The Harvard Project on Climate Agreements is grateful to the Enel Foundation and the Enel Endowment for Environmental Economics at Harvard University for generous support of a series of annual discussion papers on climate-change policy and related topics in energy policy, of which this paper is the thirteenth.
Andy Sun is Professor in Electric Power Systems at MIT’s Sloan School of Management.
Abstract
The impacts of a changing climate, which include shifts in average temperatures and more frequent, severe weather events, coupled with the rapid integration of variable renewable energy sources, pose unprecedented challenges to the reliability and resiliency of power grids globally. Traditional grid planning and operational paradigms, designed for predictable, centralized fossil fuel-based generation, are increasingly strained by these new realities—compounded by rapid, concentrated load growth from emerging industries like artificial intelligence and data centers—leading to heightened risks of large-scale outages and volatile operational conditions.
This paper addresses these critical issues by first dissecting the evolving nature of power systems and the nuanced definitions of reliability, resiliency, flexibility, and efficiency in this new context. It then analyzes the multifaceted challenges, from physical risks like extreme weather to operational complexities such as declining system inertia and the duck curve.

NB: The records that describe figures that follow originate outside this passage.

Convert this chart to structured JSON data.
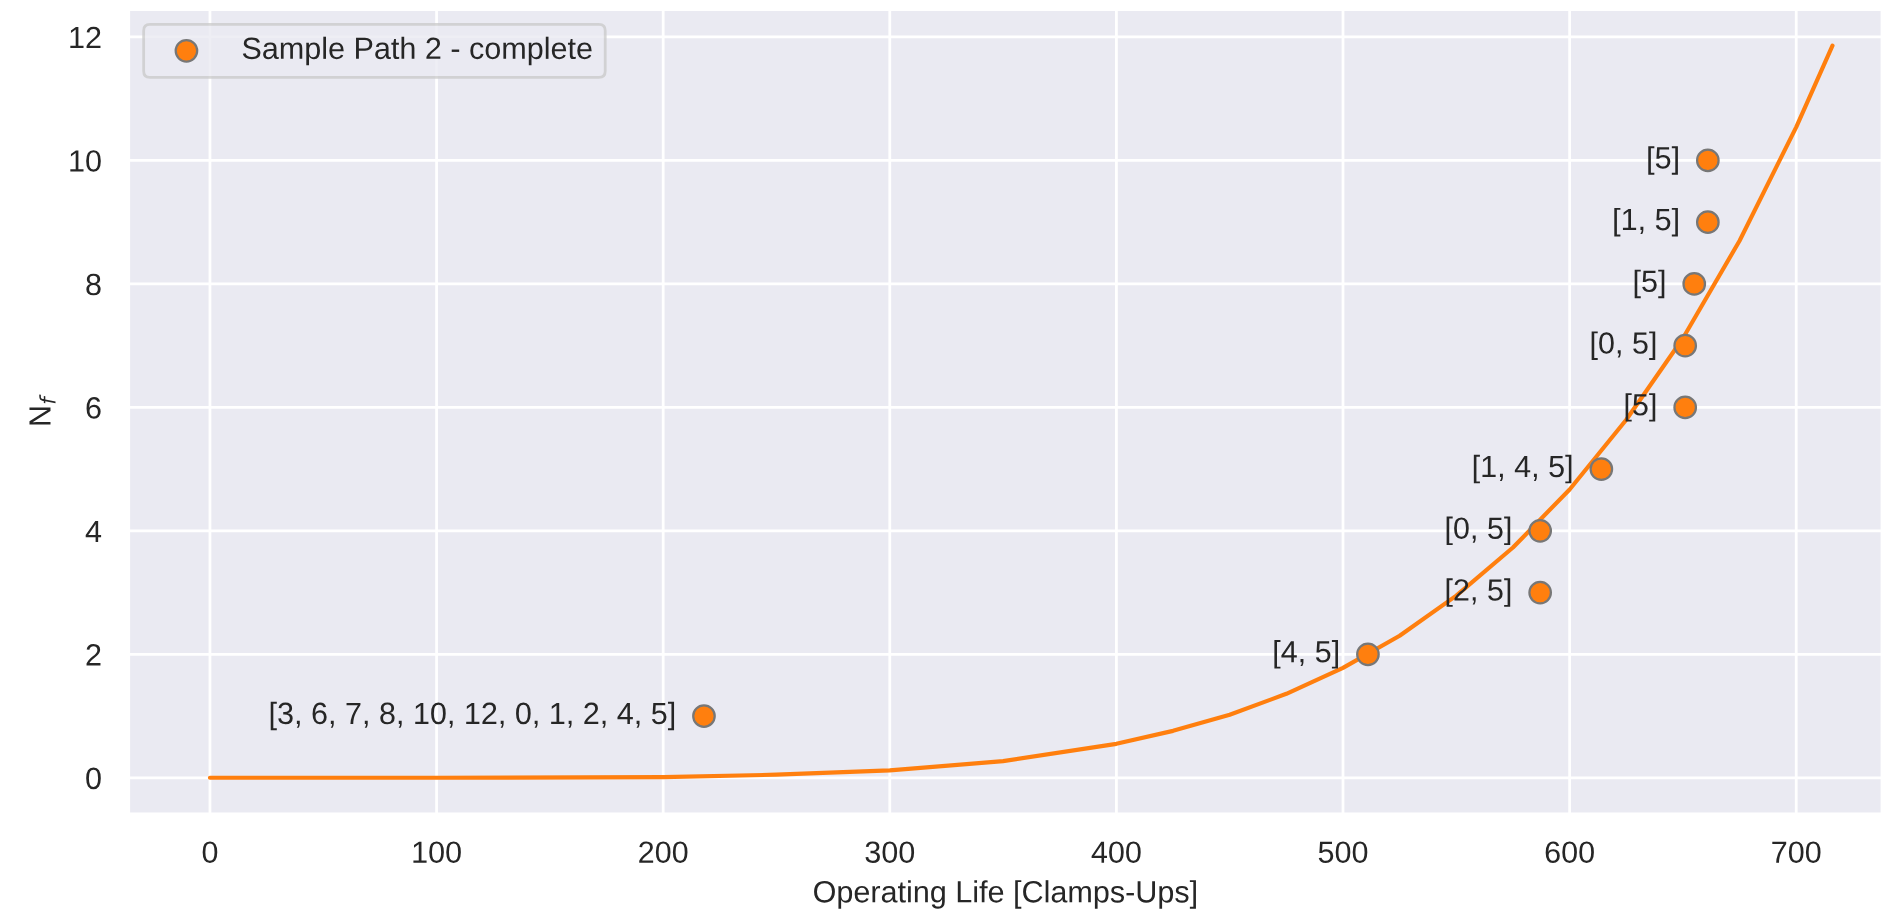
{
  "chart_data": {
    "type": "scatter",
    "xlabel": "Operating Life [Clamps-Ups]",
    "ylabel": "N$_{f}$",
    "xlim": [
      -36,
      738
    ],
    "ylim": [
      -0.59,
      12.45
    ],
    "xticks": [
      0,
      100,
      200,
      300,
      400,
      500,
      600,
      700
    ],
    "yticks": [
      0,
      2,
      4,
      6,
      8,
      10,
      12
    ],
    "grid": true,
    "legend": "top left",
    "series": [
      {
        "name": "Sample Path 2 - complete",
        "marker": "circle",
        "color": "#ff7f0e",
        "x": [
          218,
          511,
          587,
          587,
          614,
          651,
          651,
          655,
          661,
          661
        ],
        "values": [
          1,
          2,
          3,
          4,
          5,
          6,
          7,
          8,
          9,
          10
        ]
      },
      {
        "type": "line",
        "marker": "none",
        "color": "#ff7f0e",
        "x": [
          0,
          100,
          200,
          250,
          300,
          350,
          400,
          425,
          450,
          475,
          500,
          525,
          550,
          575,
          600,
          625,
          650,
          675,
          700,
          716
        ],
        "values": [
          0,
          0,
          0.01,
          0.05,
          0.12,
          0.27,
          0.55,
          0.76,
          1.02,
          1.36,
          1.78,
          2.3,
          2.95,
          3.73,
          4.67,
          5.8,
          7.12,
          8.7,
          10.54,
          11.86
        ]
      }
    ],
    "annotations": [
      {
        "text": "[3, 6, 7, 8, 10, 12, 0, 1, 2, 4, 5]",
        "x": 218,
        "y": 1
      },
      {
        "text": "[4, 5]",
        "x": 511,
        "y": 2
      },
      {
        "text": "[2, 5]",
        "x": 587,
        "y": 3
      },
      {
        "text": "[0, 5]",
        "x": 587,
        "y": 4
      },
      {
        "text": "[1, 4, 5]",
        "x": 614,
        "y": 5
      },
      {
        "text": "[5]",
        "x": 651,
        "y": 6
      },
      {
        "text": "[0, 5]",
        "x": 651,
        "y": 7
      },
      {
        "text": "[5]",
        "x": 655,
        "y": 8
      },
      {
        "text": "[1, 5]",
        "x": 661,
        "y": 9
      },
      {
        "text": "[5]",
        "x": 661,
        "y": 10
      }
    ]
  }
}
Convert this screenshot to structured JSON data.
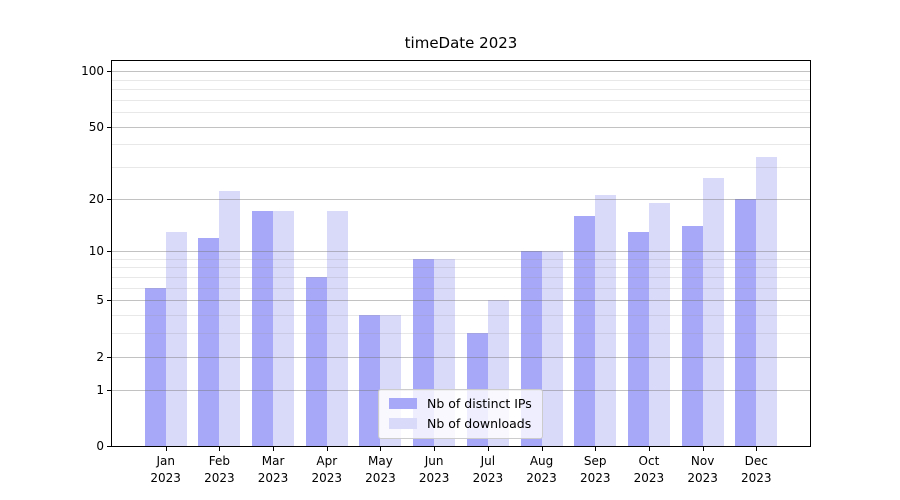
{
  "title": "timeDate 2023",
  "chart_data": {
    "type": "bar",
    "title": "timeDate 2023",
    "scale": "log1p",
    "grid": "horizontal-major-and-minor",
    "legend_position": "bottom-center",
    "categories": [
      "Jan",
      "Feb",
      "Mar",
      "Apr",
      "May",
      "Jun",
      "Jul",
      "Aug",
      "Sep",
      "Oct",
      "Nov",
      "Dec"
    ],
    "year": "2023",
    "series": [
      {
        "name": "Nb of distinct IPs",
        "color": "#a8a8f8",
        "values": [
          6,
          12,
          17,
          7,
          4,
          9,
          3,
          10,
          16,
          13,
          14,
          20
        ]
      },
      {
        "name": "Nb of downloads",
        "color": "#d9d9fa",
        "values": [
          13,
          22,
          17,
          17,
          4,
          9,
          5,
          10,
          21,
          19,
          26,
          34
        ]
      }
    ],
    "xlabel": "",
    "ylabel": "",
    "ylim": [
      0,
      113.3
    ],
    "y_ticks_major": [
      0,
      1,
      2,
      5,
      10,
      20,
      50,
      100
    ],
    "y_ticks_minor": [
      3,
      4,
      6,
      7,
      8,
      9,
      30,
      40,
      60,
      70,
      80,
      90
    ]
  },
  "colors": {
    "axis": "#000000",
    "grid_major": "#c0c0c0",
    "grid_minor": "#e9e9e9",
    "background": "#ffffff",
    "legend_border": "#cccccc"
  }
}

Drawing upon a multi-disciplinary perspective that synergizes large-scale optimization, advanced control theory, artificial intelligence, power engineering, and economics, this paper discusses a suite of innovative solutions. These include next-generation stochastic and coordinated transmission-distribution planning methodologies; AI-enhanced forecasting and real-time adaptive optimization for grid operations and microgrid coordination; and reformed economic and policy frameworks, such as adaptive capacity markets and proactive regulatory incentives for grid modernization. The objective is to provide actionable insights for utilities, energy professionals, economists, and policymakers on navigating the transition to a resilient, reliable, and sustainable energy future.